Nobile idea, nulla da eccepire. Subito dopo lo scivolone. Ha infatti aggiunto che le condizioni per una carriera da disputare fuori dalla date ordinarie «ci potrebbero essere» se fosse scoperto un antivirale o addirittura il vaccino. Però, ha precisato, «la sollecitazione del Palio straordinario deve provenire da più enti» e allora «sarà la città a valutare se sarà il caso di fare (presumibilmente più nel 2021 che nel 2020) un Palio straordinario della rinascita, del ritorno alla normalità». Quel «presumibilmente» proprio non va. A parte il fatto che il sindaco ha la facoltà di essere lui in prima persona ad attivare la procedura prevista, che senso ha oggi far balenare di nuovo la speranza di inscenare la festa entro l’anno in corso?

Accidenti agli avverbi! Con un inciso è appannata la motivazione etica che l’annullamento ha manifestato. Che senso ha poi evocare il pronunciamento in merito «alla città». Attraverso referendum? In proposito voce in capitolo l’hanno le assemblee di Contrada. E l’iniziativa ha disco verde se almeno dieci sono a favore. Quanto ai tempi da poco nella normativa si è inserito che la richiesta del sindaco, della giunta o di altri enti deve pervenire entro il 31 marzo. Modifica quanto mai bizzarra, perché, se si tratta di celebrare un evento, non si vede la congruità di fissare una profetica data imperativa.
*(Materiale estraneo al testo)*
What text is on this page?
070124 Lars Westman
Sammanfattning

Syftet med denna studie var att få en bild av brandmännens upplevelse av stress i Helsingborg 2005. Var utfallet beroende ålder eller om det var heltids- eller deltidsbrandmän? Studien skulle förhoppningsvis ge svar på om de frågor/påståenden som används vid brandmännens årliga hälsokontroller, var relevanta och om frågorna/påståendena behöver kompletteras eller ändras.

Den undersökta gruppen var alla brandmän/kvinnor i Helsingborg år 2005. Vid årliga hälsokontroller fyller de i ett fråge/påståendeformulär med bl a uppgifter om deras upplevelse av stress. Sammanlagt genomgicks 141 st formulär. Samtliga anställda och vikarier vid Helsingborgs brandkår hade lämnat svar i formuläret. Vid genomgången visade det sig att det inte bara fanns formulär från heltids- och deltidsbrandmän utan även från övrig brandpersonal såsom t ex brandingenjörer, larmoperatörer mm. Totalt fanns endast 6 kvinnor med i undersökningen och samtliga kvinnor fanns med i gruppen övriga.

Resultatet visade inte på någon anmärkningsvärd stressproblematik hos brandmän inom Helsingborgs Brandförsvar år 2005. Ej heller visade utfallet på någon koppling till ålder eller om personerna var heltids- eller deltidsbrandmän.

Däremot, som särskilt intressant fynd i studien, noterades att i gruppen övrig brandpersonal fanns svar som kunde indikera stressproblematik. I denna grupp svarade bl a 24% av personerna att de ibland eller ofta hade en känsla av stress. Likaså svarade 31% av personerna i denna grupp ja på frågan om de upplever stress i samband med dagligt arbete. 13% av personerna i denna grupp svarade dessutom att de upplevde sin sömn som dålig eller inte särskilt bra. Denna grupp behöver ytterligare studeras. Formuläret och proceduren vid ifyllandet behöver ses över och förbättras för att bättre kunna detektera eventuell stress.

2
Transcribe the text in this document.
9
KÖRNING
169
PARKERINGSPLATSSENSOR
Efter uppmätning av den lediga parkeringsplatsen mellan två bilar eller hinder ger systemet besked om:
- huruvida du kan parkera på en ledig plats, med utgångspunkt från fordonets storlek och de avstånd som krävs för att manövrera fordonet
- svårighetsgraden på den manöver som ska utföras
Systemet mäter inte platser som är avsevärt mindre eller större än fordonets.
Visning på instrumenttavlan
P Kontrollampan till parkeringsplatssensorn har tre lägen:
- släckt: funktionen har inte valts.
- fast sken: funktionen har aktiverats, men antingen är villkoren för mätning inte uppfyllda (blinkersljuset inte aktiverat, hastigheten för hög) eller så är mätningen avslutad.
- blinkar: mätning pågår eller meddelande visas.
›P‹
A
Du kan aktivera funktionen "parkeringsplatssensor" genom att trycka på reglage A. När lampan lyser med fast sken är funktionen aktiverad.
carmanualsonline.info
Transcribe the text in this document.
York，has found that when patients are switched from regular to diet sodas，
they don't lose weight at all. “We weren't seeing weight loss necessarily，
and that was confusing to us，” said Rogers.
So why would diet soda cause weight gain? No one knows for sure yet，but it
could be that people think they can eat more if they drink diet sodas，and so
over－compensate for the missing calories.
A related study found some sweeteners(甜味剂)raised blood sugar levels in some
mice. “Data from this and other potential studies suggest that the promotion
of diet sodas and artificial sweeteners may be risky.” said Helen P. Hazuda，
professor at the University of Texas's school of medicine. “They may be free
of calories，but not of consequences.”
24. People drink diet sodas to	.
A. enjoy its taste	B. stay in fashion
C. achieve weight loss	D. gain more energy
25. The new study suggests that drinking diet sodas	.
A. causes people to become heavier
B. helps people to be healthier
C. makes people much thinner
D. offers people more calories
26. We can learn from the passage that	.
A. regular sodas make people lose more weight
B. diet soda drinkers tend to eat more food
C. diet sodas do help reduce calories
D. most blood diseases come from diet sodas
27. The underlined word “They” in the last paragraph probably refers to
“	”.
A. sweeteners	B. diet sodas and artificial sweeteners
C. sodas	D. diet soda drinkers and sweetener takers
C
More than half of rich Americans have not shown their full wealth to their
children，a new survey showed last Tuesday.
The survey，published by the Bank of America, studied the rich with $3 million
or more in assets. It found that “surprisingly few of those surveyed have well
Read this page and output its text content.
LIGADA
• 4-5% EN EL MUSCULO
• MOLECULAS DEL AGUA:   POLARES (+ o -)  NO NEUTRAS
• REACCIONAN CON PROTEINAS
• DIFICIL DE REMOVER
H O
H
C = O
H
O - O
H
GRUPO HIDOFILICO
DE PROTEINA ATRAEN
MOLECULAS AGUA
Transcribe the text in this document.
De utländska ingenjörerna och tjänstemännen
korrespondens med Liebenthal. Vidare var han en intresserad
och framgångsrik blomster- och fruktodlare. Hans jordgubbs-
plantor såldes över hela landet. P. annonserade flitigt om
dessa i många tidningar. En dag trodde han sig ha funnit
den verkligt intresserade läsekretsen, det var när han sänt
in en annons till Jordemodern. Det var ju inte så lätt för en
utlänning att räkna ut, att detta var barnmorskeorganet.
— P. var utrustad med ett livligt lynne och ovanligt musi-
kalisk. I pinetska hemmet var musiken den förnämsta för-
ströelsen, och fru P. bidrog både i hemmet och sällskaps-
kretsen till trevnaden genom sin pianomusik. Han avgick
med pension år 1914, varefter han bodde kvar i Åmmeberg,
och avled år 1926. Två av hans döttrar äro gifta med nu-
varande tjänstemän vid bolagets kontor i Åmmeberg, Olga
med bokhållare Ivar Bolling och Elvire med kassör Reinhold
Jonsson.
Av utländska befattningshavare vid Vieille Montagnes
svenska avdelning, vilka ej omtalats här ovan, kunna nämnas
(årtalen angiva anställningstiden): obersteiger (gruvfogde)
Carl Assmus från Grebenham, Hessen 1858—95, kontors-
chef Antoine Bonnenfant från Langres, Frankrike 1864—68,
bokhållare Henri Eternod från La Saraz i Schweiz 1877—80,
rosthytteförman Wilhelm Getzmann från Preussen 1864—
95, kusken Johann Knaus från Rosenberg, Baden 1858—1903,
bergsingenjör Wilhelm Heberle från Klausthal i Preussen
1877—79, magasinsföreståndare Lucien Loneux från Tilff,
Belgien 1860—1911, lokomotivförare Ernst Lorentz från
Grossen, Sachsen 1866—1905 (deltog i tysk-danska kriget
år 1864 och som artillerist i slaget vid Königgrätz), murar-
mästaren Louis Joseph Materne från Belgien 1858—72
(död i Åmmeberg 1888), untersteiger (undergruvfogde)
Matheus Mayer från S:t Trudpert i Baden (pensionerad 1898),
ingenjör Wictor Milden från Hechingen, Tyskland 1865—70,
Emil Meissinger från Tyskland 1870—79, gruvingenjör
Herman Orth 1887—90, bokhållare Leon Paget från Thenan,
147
Il «tempestivamente» bastava. Insomma si è dato la stura perché qualcuno (pochi) ricominci a discettare sul calendario invece di esaltare la sostanza di una volontà autonoma. O non ha detto De Mossi che è venuta l’ora di dare certezze e tagliar corto? Nel 1848 il Palio del 2 luglio non si svolse. La somma necessaria per organizzarlo (420 lire) fu devoluta ai combattenti animati da patriottico ardore. Un analogo gesto sarebbe la sigla onorevole di un 2020 da ricordare per i tristissimi vuoti che ha provocato.